Some forms of advice may be seen as explicitly providing categorization rules to the learner. When viewed in this way, the integration of exemplar-based induction and direct instruction begins to resemble another form of integration discussed in the category learning literature. Sometimes human subjects presented with labeled exemplars appear to induce explicit classification rules, and sometimes induced category structures are better captured by prototype-based or instance-based representations. Much evidence has been gathered suggesting that these two kinds of category representation result from two dissociable learning mechanisms (Shanks & St. John, 1994), so a question arises as to how these two processes are integrated in common learning tasks. In terms of instructed category learning, this question becomes one of how categorization rules provided by direct instruction interact with exemplar-based knowledge to form a learned category structure.

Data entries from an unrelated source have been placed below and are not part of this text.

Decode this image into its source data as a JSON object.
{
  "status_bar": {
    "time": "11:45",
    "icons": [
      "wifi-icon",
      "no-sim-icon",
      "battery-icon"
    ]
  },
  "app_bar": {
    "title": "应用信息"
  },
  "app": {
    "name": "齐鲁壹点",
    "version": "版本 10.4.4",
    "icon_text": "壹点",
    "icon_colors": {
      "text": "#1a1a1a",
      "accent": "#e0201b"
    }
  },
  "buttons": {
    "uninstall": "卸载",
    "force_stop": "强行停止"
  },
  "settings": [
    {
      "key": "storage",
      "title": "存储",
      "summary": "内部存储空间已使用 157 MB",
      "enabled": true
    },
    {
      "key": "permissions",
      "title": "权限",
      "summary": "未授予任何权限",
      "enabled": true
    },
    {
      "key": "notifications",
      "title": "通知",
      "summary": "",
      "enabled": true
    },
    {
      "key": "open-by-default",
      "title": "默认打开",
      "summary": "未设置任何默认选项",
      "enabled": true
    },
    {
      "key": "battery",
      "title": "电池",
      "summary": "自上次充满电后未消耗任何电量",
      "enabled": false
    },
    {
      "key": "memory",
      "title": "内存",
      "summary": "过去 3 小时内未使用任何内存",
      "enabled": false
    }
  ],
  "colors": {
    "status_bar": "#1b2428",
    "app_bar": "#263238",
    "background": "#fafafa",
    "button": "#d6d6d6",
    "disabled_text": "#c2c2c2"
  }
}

This work focuses on one particular interference phenomenon which has manifested itself in instructed category learning studies (Allen & Brooks, 1991; Nosofsky et al., 1989). Specifically, subjects initially provided with an explicit classification rule may begin to violate that rule after the presentation of correctly labeled exemplars. While none of the presented examples contradict the instructed rule in any way, similarity between instances drives subject behavior away from rule following and towards a more prototype-based or instance-based pattern. It appears, in these experiments, as if an exemplar-based inductive learning process is directly interfering with an instruction-based rule application process.

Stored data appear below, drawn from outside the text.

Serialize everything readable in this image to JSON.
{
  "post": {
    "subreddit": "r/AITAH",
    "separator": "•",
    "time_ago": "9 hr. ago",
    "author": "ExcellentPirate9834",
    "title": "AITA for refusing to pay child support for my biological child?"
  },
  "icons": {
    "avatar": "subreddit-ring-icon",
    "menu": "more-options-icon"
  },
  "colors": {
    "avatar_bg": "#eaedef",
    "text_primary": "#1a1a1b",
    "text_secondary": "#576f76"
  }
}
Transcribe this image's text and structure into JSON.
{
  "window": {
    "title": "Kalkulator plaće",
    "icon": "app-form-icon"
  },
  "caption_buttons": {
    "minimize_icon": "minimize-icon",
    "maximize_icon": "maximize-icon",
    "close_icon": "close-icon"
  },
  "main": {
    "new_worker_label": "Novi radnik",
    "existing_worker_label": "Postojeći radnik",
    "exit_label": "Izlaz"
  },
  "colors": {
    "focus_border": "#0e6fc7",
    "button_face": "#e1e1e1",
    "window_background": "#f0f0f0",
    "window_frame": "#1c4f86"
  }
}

The goal of this paper is to demonstrate that our previously proposed connectionist model of instructed learning (Noelle & Cottrell, 1995) may capture and account for this interference effect. To this end, we discuss one psychological experiment in which this phenomenon has appeared, review our modeling framework for instructed learning, and present the results of applying our model to the discussed experimental domain.
In one experiment, Nosofsky and his colleagues compared subjects who were explicitly told a sentential categorization rule before being exposed to the training exemplars with subjects who depended solely on the exemplars to formulate category boundaries. In general, the explicitly instructed subjects exhibited rule governed classification behavior, whereas the uninstructed subjects matched a similarity-based model. However, instructed subjects sometimes deviated from their rule-based behavior when classifying objects highly similar to training exemplars from the opposite category.
The situation depicted in Figure 1 produced the most striking results. Subjects were instructed to classify objects as being members of the "triangle" category if and only if they fit the given disjunctive rule. Following this instruction, the subjects received 300 random presentations of the seven training exemplars, and they were asked to classify each of them. After each selection, the subjects were told the true category of the training exemplar, and the next object was presented. Upon completion of this training period, the subjects were tested on the entire collection of 16 objects. The final mean frequencies of classifying objects as members of the "triangle" category are displayed as percentages in Figure 1, along with the same frequencies for subjects who received no explicit classification rule before being presented with labeled exemplars. Of particular note here is object "O", which instructed subjects tended to place in the "square" category more often than not, despite the fact that such classification violated the given rule. Note the low frequency with which uninstructed subjects identified this object as a member of the "triangle" category. It would seem that the same inductive process which caused this response in the uninstructed subjects has interfered with the rule processing of the instructed subjects. Our goal is to show that an interference effect of this type may be explained by our connectionist model.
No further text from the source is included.